The developed research output has been preliminarily validated and evaluated by the expert panel that concluded that this best practice checklist indeed supports organizations in adopting predictive maintenance technologies. Furthermore, it was agreed that the output is clear and understandable with a well-structured approach. Coming from the high-level nature of this research, experts agreed that this research is generalizable to other industries.
Main recommendations (for future research) include validating the best practice checklist in practice with multiple organizations inside the industry to correlate usage of this approach and success factor of implementing PdM. Furthermore, the development of additional support tools and frameworks to facilitate efficient implementation of predictive maintenance technologies would yield increased adoption rates of the technology.

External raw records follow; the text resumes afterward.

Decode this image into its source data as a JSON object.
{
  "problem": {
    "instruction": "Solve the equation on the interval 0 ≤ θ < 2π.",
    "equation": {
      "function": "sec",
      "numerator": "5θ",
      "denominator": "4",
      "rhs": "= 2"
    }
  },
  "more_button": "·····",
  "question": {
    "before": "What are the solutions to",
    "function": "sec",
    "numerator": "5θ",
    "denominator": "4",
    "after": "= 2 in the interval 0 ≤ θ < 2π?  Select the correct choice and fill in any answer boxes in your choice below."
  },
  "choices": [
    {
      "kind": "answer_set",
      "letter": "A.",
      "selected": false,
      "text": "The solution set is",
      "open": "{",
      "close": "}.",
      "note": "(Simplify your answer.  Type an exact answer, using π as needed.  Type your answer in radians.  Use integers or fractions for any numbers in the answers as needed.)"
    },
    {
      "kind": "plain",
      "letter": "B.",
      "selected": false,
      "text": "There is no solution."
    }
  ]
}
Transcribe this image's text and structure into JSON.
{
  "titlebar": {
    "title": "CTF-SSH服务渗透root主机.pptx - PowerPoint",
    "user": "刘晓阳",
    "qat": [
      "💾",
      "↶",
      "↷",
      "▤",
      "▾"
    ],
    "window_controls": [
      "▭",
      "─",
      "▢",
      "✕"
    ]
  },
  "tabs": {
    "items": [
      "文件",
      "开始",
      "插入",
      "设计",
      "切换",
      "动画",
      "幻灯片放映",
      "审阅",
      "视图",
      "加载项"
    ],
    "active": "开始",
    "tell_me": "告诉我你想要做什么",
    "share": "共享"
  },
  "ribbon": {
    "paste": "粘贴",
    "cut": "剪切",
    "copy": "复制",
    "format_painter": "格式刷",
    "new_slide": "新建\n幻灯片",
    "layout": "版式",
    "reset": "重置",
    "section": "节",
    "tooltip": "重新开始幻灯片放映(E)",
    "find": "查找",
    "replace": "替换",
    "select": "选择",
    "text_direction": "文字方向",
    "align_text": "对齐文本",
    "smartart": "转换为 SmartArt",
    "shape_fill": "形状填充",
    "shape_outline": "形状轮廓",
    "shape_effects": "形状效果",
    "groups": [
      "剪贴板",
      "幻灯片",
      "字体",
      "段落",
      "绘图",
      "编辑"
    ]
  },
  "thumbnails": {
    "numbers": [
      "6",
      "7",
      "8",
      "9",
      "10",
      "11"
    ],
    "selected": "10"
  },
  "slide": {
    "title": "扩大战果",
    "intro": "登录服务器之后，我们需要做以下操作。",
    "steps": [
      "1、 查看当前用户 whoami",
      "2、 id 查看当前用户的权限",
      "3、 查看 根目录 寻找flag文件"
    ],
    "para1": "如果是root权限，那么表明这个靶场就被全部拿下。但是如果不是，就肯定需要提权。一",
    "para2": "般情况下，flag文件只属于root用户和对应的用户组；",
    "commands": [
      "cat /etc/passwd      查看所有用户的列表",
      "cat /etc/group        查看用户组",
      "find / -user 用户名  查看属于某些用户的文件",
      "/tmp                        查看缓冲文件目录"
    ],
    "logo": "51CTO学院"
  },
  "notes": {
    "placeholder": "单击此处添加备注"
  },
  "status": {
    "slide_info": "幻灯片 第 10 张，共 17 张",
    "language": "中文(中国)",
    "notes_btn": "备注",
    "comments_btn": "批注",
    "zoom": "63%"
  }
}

This research highlighted important factors contributing to the adoption of predictive maintenance technologies from organizational, people and technology perspectives. This helps to create more awareness about what is needed to consider for better adoption of this technology. Furthermore, a high-level structured overview of best practices checklist supporting PdM implementation is contributed to the scientific and practical domain, filling the previously outlined gap in the literature. In addition, coming from the analysed literature, this research complements the scientific literature on the topic of predictive maintenance by providing original content and additional awareness to the overall academic context regarding the dynamics of this technology’s adoption.